A controversial preacher who claimed his prayers could help infertile couples produce “miracle babies” was arrested today and faces extradition to Kenya.
Gilbert Deya, 54, is wanted in Kenya on six allegations of child kidnap. Previous court cases in Britain have ruled that some “miracle babies” were in fact the likely product of child trafficking.
Mr Deya was arrested in London by members of Scotland Yard’s extradition and international assistance unit after a request from the Kenyan authorities, the force said. He will appear before the City of Westminster magistrates court this afternoon.
The preacher, who says he was consecrated as an archbishop in the US in 1992, is head of the Gilbert Deya Ministries religious movement, which has an estimated 36,000-strong following in the UK and is one of the country’s fastest-growing religious movements.
He insists he has helped infertile couples have children “through the power of prayer and the Lord Jesus”, but faces repeated accusations that he trafficked children from the slums of Nairobi.
In 2004, a high court judge ruled that one so-called miracle baby was the victim of child traffickers, making the findings of a private court hearing public to warn of the “cruel deception” and to try to trace the boy’s real parents.
The woman who claimed to be the mother, identified as Mrs E, said she had delivered him after a 27-day pregnancy as a miraculous gift from God.
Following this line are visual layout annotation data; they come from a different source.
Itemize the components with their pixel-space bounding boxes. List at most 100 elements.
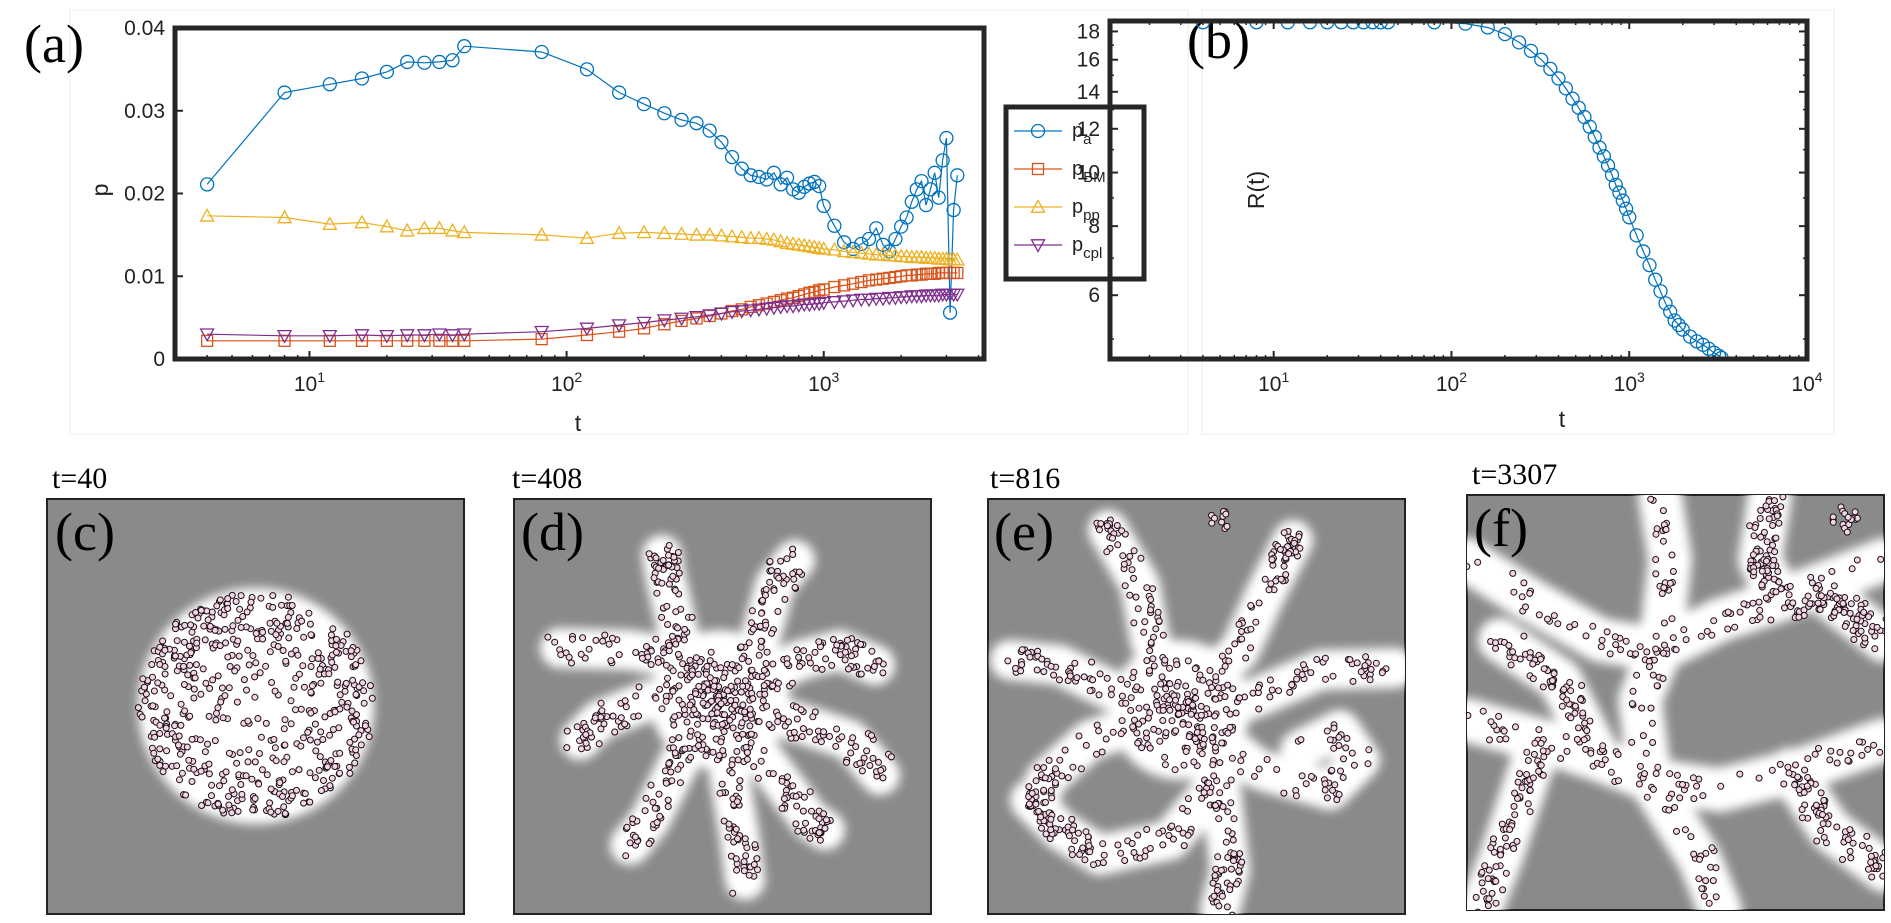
snapshot-e-particle xyxy=(1218,892,1226,900)
snapshot-c-particle xyxy=(163,708,171,716)
data-point-p_pp xyxy=(713,227,730,242)
snapshot-e-particle xyxy=(1100,851,1108,859)
snapshot-e-particle xyxy=(1040,764,1048,772)
snapshot-f-particle xyxy=(1474,558,1482,566)
snapshot-f-particle xyxy=(1672,646,1680,654)
snapshot-c-particle xyxy=(224,605,232,612)
data-point-p_a xyxy=(807,174,822,190)
snapshot-f-particle xyxy=(1708,631,1716,639)
snapshot-f-particle xyxy=(1833,823,1841,831)
snapshot-c-particle xyxy=(288,602,296,609)
snapshot-d-particle xyxy=(665,580,673,588)
snapshot-f-particle xyxy=(1662,526,1670,533)
snapshot-c-particle xyxy=(251,795,259,802)
snapshot-e-particle xyxy=(1140,628,1148,636)
snapshot-f-particle xyxy=(1571,702,1579,710)
snapshot-f-particle xyxy=(1709,877,1717,885)
snapshot-e-particle xyxy=(1161,656,1169,664)
snapshot-f-particle xyxy=(1539,747,1547,755)
snapshot-f-particle xyxy=(1836,748,1844,756)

The case was reported to authorities when she registered the child with her GP, who knew the woman had a condition that made it impossible for her to have a child.
The one-year-old boy was taken into care after DNA tests did not match either of his supposed parents. He was placed with an adoptive family in July this year.
In another 2004 case, the coroner William Dolman said that DNA tests showed a baby called Sarah, who died aged three weeks, was not related to either of her alleged parents.
Dr Dolman noted at the time that British coroners had been ruling on unnatural deaths for 800 years but this was “the first time that we’ve been asked to look into a miracle”. No miracle had occurred, he concluded.
Twenty of Mr Deya’s “miracle babies” have been taken into care in Kenya after DNA tests showed they had no genetic connection to their mothers.
The pastor, whose ministry also has churches in Birmingham, Nottingham, Liverpool and Manchester, says he casts out devils and cures illnesses, as well as creating babies through prayer.
Speaking outside court after one case in 2004, he said: “I believe that my faith should be respected as I am one of the human beings who has a vision and my vision should not be discredited as other visions.”